Dieseldunst
I'd rather be a forest than a street.
Sonntag, 5. 03 06

05.03.06, 17:27 | '19th nervous breakdown'
Nur Friseurinnen haben doch iPods. Echt jetzt.
(Und Bauingenieure. Aber die haben auch diese komischen Brillen, die am oberen Rand blau gefärbt sind. Die dürfen das.)
# |  1 RauchzeichenGas geben


05.03.06, 17:00 | 'Minimaler Blauanteil'
Gegen halb vier begannen sie, sich draußen zu prügeln. Der gedrungene, etwas zerzaust aussehende Typ wachte nach drei Stunden erholsamen Barschlafes auf, zufällig an ebendem Platz, an dem ich am Abend zuvor schon eingeschlafen war, sah mich an. Seine Augen waren klein und trübe vom Alkohol, zusammengekniffen, um gefährlich auszusehen. Ich habe schon viel zu viele Jungs gesehen, in ihren "La Ultima"-Pullovern, mit hochgekrempelten Ärmeln und nach außen gerichteten Ellenbogen. Und ich wurde plötzlich sehr müde, zu müde für das Mädchen an meiner Seite, zu müde für den Supertypen neben mir. Es war klar, was kommen sollte. Vor einer Stunde hatte ich ihm noch ein Taxi rufen wollen, als er ein wenig Leben gezeigt hatte. Jetzt war ich das erste, was er, eben aus dem Delirium erwacht, sah, und damit sein Feind. Draußen wurde das Geschrei größer, ein Hemd riß, Schnee stob und rote Tropfen brannten Löcher in die zertretene Schneedecke. Ich schaute durch das große Fenster hinaus auf die blutgeile Meute, zu feige, um selbst zu kämpfen, erregt genug, um die beiden Verflochtenen immer mehr anzustacheln, die sich jetzt auf dem Boden wälzten, zu betrunken, um stark zu sein, zu betrunken, um nachzugeben. Ich weiß, daß nichts passieren wird, ich kenne die beiden. Sie sind aggressiv, aber nicht gewalttätig, keine Schlitzer. Müde, sehr müde greife ich nach meinem Bier.

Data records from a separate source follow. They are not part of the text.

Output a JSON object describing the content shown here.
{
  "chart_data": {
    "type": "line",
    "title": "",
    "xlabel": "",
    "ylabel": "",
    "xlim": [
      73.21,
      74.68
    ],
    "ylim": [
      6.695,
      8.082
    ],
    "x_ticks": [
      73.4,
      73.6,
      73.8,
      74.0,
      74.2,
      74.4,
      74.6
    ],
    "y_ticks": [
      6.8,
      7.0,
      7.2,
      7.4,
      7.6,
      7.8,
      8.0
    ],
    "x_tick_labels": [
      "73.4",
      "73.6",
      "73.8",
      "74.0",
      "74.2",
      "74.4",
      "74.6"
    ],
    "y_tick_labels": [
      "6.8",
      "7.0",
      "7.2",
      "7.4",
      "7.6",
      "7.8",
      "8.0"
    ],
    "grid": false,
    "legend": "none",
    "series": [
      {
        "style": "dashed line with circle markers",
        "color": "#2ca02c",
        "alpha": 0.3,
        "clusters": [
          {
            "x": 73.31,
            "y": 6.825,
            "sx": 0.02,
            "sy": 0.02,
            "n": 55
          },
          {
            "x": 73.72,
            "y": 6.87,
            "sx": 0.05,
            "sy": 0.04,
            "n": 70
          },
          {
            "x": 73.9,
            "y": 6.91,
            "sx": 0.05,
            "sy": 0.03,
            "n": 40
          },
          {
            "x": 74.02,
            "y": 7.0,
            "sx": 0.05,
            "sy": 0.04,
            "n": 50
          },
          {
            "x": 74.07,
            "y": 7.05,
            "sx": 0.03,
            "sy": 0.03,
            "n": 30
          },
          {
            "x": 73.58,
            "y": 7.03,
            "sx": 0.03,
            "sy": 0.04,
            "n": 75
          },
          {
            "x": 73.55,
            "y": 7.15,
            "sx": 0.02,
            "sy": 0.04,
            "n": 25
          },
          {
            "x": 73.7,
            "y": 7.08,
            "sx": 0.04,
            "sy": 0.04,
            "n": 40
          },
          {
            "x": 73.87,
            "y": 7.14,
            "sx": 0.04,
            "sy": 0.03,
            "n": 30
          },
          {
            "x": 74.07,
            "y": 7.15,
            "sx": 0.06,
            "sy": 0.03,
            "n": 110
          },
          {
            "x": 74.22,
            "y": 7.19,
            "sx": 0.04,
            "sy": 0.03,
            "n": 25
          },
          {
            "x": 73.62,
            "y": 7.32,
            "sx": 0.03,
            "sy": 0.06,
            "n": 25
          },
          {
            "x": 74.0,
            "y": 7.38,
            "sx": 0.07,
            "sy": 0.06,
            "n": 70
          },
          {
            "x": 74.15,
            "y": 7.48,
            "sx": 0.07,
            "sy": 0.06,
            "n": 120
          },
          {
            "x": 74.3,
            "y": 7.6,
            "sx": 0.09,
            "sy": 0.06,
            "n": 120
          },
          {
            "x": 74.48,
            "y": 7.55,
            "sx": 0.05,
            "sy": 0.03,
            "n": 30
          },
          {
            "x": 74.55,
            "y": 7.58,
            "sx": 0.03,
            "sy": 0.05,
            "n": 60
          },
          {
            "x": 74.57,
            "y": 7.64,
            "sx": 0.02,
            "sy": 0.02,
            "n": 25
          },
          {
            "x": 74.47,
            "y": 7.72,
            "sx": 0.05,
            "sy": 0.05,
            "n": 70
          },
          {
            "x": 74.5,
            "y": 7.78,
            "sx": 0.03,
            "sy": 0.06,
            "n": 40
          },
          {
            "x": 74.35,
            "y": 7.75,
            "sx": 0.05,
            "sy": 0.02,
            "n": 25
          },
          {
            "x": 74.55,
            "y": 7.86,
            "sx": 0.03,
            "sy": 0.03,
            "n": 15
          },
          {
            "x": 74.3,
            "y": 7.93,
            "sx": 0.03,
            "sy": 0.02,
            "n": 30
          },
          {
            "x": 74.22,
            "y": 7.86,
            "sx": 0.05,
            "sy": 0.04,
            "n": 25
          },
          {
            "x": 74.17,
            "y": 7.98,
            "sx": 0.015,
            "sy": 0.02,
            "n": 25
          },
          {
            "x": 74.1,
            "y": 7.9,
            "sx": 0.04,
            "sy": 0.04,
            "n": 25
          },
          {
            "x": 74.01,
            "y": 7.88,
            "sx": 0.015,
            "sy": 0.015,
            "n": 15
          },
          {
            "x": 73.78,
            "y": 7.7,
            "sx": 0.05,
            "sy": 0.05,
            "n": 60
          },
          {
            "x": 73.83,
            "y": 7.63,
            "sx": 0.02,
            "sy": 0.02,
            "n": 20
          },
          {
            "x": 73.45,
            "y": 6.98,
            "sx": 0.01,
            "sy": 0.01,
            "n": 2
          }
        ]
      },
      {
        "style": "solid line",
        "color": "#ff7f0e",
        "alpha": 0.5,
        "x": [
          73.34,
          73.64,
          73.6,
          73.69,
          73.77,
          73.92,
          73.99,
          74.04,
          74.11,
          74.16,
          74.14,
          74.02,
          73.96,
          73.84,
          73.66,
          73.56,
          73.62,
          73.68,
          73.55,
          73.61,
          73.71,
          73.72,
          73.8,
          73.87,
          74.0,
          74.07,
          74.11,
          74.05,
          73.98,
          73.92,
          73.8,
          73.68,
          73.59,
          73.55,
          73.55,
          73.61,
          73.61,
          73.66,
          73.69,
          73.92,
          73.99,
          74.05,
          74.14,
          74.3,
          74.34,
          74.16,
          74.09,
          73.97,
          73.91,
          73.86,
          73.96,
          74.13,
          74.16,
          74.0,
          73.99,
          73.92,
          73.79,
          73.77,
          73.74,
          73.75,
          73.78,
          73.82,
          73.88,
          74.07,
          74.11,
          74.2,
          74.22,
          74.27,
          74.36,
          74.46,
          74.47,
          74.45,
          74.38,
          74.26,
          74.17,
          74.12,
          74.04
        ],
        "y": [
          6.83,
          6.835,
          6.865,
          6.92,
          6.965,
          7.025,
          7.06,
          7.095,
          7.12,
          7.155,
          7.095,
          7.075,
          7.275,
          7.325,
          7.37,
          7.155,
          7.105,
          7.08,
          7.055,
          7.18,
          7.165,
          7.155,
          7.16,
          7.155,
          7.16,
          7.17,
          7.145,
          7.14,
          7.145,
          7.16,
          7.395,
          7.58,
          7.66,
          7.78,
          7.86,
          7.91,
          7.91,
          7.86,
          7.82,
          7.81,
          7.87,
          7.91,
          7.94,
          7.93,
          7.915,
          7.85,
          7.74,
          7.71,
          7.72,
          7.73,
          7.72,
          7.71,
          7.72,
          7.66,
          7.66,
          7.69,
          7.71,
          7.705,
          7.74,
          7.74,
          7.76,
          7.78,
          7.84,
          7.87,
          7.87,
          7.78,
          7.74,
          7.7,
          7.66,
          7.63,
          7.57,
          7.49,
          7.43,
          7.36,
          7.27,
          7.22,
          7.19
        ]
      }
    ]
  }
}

"Was bist Du überhaupt für einer?"
Niemand bin ich. Garniemand.
Dröhnend lacht er. "So nichts wie nur was!"
Ich grinse ihn an, freudlos, leer. Ich habe einfach keine Lust. Das frustriert, das nagt an seinem Selbstbewußtsein. Also kommen noch ein paar große Sprüche. Doch die Worte, die den Schalter umlegen würden, die zwei, drei Dinge, auf die ich anspringe, die kommen nicht.
Ignoriere ich ihn weiterhin, ist er gezwungen, mich anzugreifen. Daß jemand, dessen Hose bereits von großen dunklen Flecken übersät ist, garkeine Anerkennung zu verdienen, kein Gesicht mehr zu verlieren hat, begreift er nicht.
Ich bestelle zwei Bier und gebe ihm eines. Seine Chance. Er ergreift sie, lässt die Flasche vor mir auf den Boden fallen. Demonstrativ. Er weiß nicht, daß er sich gerade selbst gerettet hat. Meine Faust löst sich, ich spreize die Finger. Er hat Vorderwasser, ich klaube die Flasche vom Boden und stelle sie auf die Bar. Das Licht scheint durch den Hals hinein, der Schaum darin glüht.
"Feigling", sagt er und schwankt davon, streift den Türrahmen und brüllt, als er endlich draußen ist, die Meute an. Immer auf der Suche. Ich mag den Kerl irgendwie. "Feiglinge!"
Ja, sage ich, und lege den Arm um das Mädchen. Mit Mühe entspanne ich meinen Hals. Der Tag verfliegt, löst sich auf und verschwindet spurlos. Kein gestern, kein morgen.
Sie dreht sich zu mir, hakt ihren Daumen in meinen Gürtel. Kaffee? frage ich, und sie nickt.
Ich mache das Licht hinter der Bar aus und schließe die Tür ab. Auf dem Heimweg gehen wir beim Bäcker vorbei. Die warme Tüte unterm Parka, gehen wir weiter, unsere Schritte gleichen sich an. In den Straßen liegt Schnee, eine einzelne, torkelnde Spur liegt vor uns.